I rarely read a nonfiction work cover-to-cover without stopping. That’s not to say I don’t read the entire book. I normally will. But my journey isn’t a straightforward one.
My route to writing this article is illustrative.
I began reading Collin Gifford Brooke’s Lingua Fracta over the Christmas holiday.
Upon reaching a section discussing the container metaphor in writing, I spent some time reading Lakoff and Johnson on metaphors generally and looking up JSTOR articles on metaphors and composition.
While trying to wrap my head around structuralism and deconstruction, I read the Stanford Encyclopedia of Philosophy entry on Jaques Derrida.
Throughout my reading, I held dozens of conversations with my coworkers, asking questions about what I’d read, sharing quotes, asking for insights on different ideas.
I finally read the entirety of Pierre Bayard’s How to Talk About Books You Haven’t Read to better understand the parallels between hypertext and Bayard’s assertion that understanding the links between books is more important than reading the actual books.
After failing to make much headway with Brooke's many references to early literary criticism analyses of hypertext theory generally, and George Landow specifically, I read Landow’s Hypertext 3.0, one of the watershed works in the discipline.

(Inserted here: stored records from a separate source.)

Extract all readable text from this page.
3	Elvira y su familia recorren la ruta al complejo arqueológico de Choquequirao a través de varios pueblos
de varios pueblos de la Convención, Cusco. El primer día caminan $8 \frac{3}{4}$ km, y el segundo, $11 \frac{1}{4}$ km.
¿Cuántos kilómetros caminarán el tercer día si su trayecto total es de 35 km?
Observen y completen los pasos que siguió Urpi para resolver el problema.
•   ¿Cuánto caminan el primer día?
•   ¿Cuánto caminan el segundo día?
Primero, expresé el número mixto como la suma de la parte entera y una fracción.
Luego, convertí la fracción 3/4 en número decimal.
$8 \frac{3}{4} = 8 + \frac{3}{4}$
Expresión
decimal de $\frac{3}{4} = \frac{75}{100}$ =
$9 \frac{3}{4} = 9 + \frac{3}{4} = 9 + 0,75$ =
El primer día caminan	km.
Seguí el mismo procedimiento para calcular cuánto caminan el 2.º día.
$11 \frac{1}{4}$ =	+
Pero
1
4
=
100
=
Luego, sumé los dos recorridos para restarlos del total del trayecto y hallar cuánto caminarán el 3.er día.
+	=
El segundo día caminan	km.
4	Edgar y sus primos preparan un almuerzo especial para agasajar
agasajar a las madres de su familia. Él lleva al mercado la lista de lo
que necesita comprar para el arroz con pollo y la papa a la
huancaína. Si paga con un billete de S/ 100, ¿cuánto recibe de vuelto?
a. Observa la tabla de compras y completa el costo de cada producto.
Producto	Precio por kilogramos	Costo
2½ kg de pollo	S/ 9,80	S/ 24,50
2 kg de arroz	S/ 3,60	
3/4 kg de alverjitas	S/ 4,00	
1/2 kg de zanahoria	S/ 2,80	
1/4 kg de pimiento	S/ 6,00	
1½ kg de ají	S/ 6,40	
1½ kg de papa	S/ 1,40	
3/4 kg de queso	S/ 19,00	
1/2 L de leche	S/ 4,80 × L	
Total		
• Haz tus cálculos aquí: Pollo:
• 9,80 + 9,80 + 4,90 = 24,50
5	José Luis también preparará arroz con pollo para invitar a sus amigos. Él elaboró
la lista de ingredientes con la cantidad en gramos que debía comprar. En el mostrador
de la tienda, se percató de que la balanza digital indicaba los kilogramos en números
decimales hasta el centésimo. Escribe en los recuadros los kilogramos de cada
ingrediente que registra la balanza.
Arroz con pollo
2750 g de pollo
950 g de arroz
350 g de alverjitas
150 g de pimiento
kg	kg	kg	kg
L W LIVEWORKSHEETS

At various points, I stopped to re-read a bunch of philosophy papers I'd not engaged with in a decade, took another stab at learning XML and RDF, and read Mark Baker's excellent book on the rhetoric of structured writing.
My story is neither new nor unique. It’s how I learned to conduct research as an undergraduate; how I wrote seminar papers, a master’s thesis and a dissertation in graduate school; how I wrote scholarly papers as a young academic.
I learned these methods from older scholars who learned from older scholars who learned from still older scholars. It’s a tradition of lean-forward reading that dates back pretty much to the founding of universities. Here's Brooke:
As academic writers, it is almost second nature to us to weave together various and disparate texts and then contribute our own particular approach or perspective, resulting in the kind of "cognitive fabric" that we publish as an article in our disciplinary journals.
When we do research, we jump between texts. We place new ideas in context. We dig into remarks made in passing. We reread texts we’ve mostly forgotten or read important pieces we’d been meaning to get to.
Research is decentered in exactly the way hypertext is meant to be.
No calm, sedate, systematic review of a single text. It's scholarship as activity. Read a section from one book, scramble to find the underlined passage in a different text, scribble some note cards, jam something new into an outline, scribble in the margins. On a good day, maybe even write down a few sentences on your Mac.